Besides bringing about 5,000 visitors to downtown Penticton on Saturday mornings during the summer, the Penticton Farmers’ Market and the Community Market will be contributing a little more this year.

Penticton council voted Monday evening to not only impose a blanket business licence fee on each of the markets, but to move its implementation up to this year rather than 2013 as recommended by staff.

The move has been in the works since July 2010, when council first voted on the matter. Consultation with the societies began, but the fee was not implemented in 2011 as first planned.

Doug Cox, a vendor at the farmers’ market, said it is time that the city impose a business licence fee, noting that many of the vendors come from neighbouring communities.

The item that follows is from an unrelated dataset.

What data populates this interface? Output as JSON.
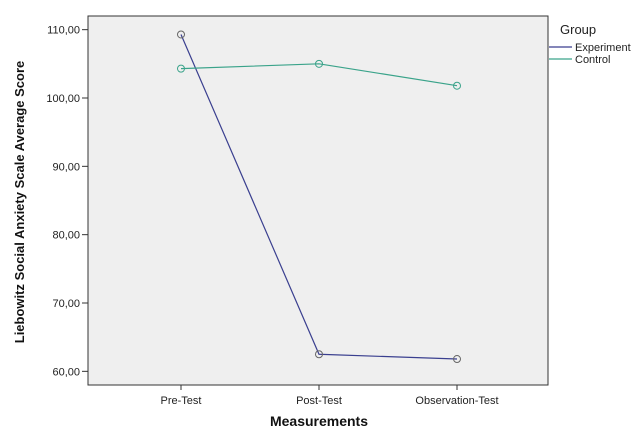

“It’s been a sore point for quite some time,” said Coun. Garry Litke. “People from out of town can bring their goods to our Main Street on a Saturday morning and sell them. They don’t pay any business licence, they don’t pay taxes to the City of Penticton, where down the street a legitimate business owner is doing those things.”

While the fees are small, amounting to an average of $10 per vendor for the season, a total of $400 for the Penticton Farmers’ Market and $1,000 for the community market, notice of the new fee comes after both societies had planned their budgets for the year.

But because the fee is so small, Litke wondered why it wasn’t being imposed immediately.

Julius Bloomfield had pointed out to city staff that bringing in the license fee at this point might pose problems for the non-profit groups that run the markets, the Penticton Farmers’ Market Society and the Downtown Penticton Association.

Bloomfield, president of the DPA, would have preferred to see the fee imposed in December or even January.

“We’re talking $10 here for the entire season of vending your apples or whatever,” said Litke, who eventually moved that the fee be imposed immediately.

Mayor Dan Ashton agreed, noting that the farmers’ market collects fees of $325 from each vendor.

“I think we heard what the revenue that is required from the society for the spaces is. I think there is an opportunity of a control factor,” said Ashton. “Every other business pays for a business licence in Penticton.”

“In 2013, we could have just built it into the budget. But now it is just going to look bad on the city because you want a business licence for this. Now we are going to have to go back to those vendors; a lot of them have already prepaid,” said Bloomfield.

“We are a non-profit society. At the end of the year, our bottom line is zero. The extra thousand dollars has to be found from somewhere, so we have to go back and ask for more money.”